Large language models (LLMs) are being increasingly adopted in the software engineering domain, yet the robustness of their grasp on core software design concepts remains unclear. We conduct an empirical study to systematically evaluate their understanding of cohesion (intra-module) and coupling (inter-module). We programmatically generate poorly designed code fragments and test the DeepSeek-R1 model family ($14$B, $32$B, $70$B) under varying levels of guidance, from simple \textit{Verification} to \textit{Guided} and \textit{Open-ended Generation}, while varying contextual noise by injecting distractor elements. While models exhibit a solid baseline understanding of both concepts in ideal conditions, their practical knowledge is fragile and highly asymmetrical. Reasoning about coupling proves brittle; performance collapses in noisy, open-ended scenarios, with F1 scores dropping by over $50\%$. In contrast, the models' analysis of cohesion is remarkably robust to internal noise in guided tasks, showing little performance degradation. However, this resilience also fails when all guidance is removed. Reasoning-trace analysis confirms these failure modes, revealing \textit{cognitive shortcutting} for coupling versus a more exhaustive (yet still failing) analysis for cohesion. To summarize, while LLMs can provide reliable assistance for recognizing design flaws, their ability to reason autonomously in noisy, realistic contexts is limited, highlighting the critical need for more scalable and robust program understanding capabilities.

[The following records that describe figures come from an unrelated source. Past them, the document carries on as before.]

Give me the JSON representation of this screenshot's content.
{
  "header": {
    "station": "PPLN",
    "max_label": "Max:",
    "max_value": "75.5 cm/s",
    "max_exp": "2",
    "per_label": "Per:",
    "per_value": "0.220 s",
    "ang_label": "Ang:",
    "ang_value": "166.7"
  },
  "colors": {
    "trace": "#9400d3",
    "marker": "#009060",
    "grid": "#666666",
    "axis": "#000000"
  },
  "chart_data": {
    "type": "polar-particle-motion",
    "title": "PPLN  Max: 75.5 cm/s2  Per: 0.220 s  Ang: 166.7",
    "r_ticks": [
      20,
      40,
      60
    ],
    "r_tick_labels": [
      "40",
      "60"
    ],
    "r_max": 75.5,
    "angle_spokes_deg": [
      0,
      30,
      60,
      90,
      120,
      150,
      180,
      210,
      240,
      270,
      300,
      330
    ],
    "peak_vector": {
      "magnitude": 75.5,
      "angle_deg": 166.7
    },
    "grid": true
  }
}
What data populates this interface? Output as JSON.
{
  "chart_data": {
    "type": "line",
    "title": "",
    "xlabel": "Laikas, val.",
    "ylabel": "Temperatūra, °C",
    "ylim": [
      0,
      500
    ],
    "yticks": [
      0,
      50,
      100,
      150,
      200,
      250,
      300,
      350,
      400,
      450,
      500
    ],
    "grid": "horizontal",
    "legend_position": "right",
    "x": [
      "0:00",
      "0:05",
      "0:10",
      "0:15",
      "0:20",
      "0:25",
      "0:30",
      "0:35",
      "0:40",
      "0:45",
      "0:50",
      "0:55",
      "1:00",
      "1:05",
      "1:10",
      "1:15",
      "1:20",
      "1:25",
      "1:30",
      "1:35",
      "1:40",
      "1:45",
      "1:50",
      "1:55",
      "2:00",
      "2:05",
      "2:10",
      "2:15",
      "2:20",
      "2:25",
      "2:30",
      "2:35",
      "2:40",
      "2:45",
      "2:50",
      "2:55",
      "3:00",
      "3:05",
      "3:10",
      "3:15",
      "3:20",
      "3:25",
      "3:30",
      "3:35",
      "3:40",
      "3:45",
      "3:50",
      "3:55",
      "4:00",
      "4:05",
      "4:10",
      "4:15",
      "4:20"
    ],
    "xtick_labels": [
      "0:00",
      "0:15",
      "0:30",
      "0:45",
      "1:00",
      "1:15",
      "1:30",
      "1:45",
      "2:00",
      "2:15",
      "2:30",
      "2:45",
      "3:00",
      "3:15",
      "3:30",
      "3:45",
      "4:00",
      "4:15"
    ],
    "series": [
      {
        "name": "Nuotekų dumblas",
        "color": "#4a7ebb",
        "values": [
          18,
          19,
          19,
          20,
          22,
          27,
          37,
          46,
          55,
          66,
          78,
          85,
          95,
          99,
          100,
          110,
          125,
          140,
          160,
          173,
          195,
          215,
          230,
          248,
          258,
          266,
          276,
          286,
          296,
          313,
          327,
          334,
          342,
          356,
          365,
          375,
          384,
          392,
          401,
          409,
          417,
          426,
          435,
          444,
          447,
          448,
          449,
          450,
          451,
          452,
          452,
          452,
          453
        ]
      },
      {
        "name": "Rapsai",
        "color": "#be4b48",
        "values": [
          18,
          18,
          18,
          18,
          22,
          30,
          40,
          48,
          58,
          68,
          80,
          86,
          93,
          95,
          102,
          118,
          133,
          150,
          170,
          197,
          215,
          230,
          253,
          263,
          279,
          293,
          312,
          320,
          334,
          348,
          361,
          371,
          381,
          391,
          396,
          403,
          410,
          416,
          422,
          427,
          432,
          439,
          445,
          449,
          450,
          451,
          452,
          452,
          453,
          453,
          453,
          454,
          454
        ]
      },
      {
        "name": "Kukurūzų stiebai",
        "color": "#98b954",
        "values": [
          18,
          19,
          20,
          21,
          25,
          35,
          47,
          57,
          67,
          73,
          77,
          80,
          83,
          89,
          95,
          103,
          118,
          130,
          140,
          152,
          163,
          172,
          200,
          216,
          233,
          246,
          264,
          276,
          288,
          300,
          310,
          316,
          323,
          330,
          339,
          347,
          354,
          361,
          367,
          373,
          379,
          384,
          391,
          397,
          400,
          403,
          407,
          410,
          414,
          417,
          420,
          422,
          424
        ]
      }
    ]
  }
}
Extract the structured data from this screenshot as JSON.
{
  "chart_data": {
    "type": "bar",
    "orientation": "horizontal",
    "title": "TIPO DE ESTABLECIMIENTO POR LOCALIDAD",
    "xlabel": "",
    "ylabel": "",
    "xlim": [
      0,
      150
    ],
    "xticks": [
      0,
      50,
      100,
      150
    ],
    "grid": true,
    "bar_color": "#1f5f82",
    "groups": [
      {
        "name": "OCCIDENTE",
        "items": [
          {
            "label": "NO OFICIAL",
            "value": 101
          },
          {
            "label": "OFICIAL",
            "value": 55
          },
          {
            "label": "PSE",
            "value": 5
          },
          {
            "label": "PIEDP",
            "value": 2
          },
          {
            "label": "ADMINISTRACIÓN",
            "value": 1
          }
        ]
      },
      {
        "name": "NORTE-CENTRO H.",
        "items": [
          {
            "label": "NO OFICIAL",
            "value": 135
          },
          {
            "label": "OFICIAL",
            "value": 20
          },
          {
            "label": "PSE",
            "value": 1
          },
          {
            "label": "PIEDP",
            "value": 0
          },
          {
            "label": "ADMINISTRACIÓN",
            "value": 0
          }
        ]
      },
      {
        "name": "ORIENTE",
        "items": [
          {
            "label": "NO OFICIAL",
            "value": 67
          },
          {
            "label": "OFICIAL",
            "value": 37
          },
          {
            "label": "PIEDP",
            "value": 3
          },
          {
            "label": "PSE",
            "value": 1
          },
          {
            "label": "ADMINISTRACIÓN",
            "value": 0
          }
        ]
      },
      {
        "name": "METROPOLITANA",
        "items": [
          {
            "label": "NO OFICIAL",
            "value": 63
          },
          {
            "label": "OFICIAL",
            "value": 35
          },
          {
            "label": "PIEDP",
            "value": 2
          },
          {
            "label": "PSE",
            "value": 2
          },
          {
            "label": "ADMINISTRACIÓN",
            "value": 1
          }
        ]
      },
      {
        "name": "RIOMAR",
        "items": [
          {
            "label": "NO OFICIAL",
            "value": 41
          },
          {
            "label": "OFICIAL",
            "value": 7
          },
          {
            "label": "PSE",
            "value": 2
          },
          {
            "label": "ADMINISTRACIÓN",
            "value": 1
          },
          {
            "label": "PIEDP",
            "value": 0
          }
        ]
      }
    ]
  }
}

翻译：大语言模型在软件工程领域的应用日益广泛，但其对核心软件设计概念的掌握是否稳健尚不明确。我们开展了一项实证研究，系统评估其对内聚性（模块内）与耦合性（模块间）的理解。我们通过程序化生成设计不良的代码片段，并在不同引导层级（从简单的“验证”到“引导式”及“开放式生成”）下测试DeepSeek-R1模型系列（$14$B、$32$B、$70$B），同时通过注入干扰元素来改变上下文噪声。研究发现，在理想条件下模型对两个概念均展现出扎实的基础理解，但其实际知识具有脆弱性与高度不对称性。对耦合性的推理表现出脆弱性：在噪声干扰的开放式场景中性能急剧下降，F1分数跌幅超过$50\%$。相比之下，模型在引导式任务中对内聚性的分析表现出显著的抗内部噪声鲁棒性，性能几乎未出现衰减。然而当完全移除引导时，这种稳健性同样失效。推理轨迹分析证实了这些失效模式：对耦合性存在“认知捷径”现象，而对内聚性则呈现更详尽（但仍失败）的分析模式。综上所述，虽然大语言模型能够为识别设计缺陷提供可靠辅助，但其在噪声干扰的真实场景中自主推理的能力仍然有限，这凸显了对更具可扩展性与鲁棒性的程序理解能力的迫切需求。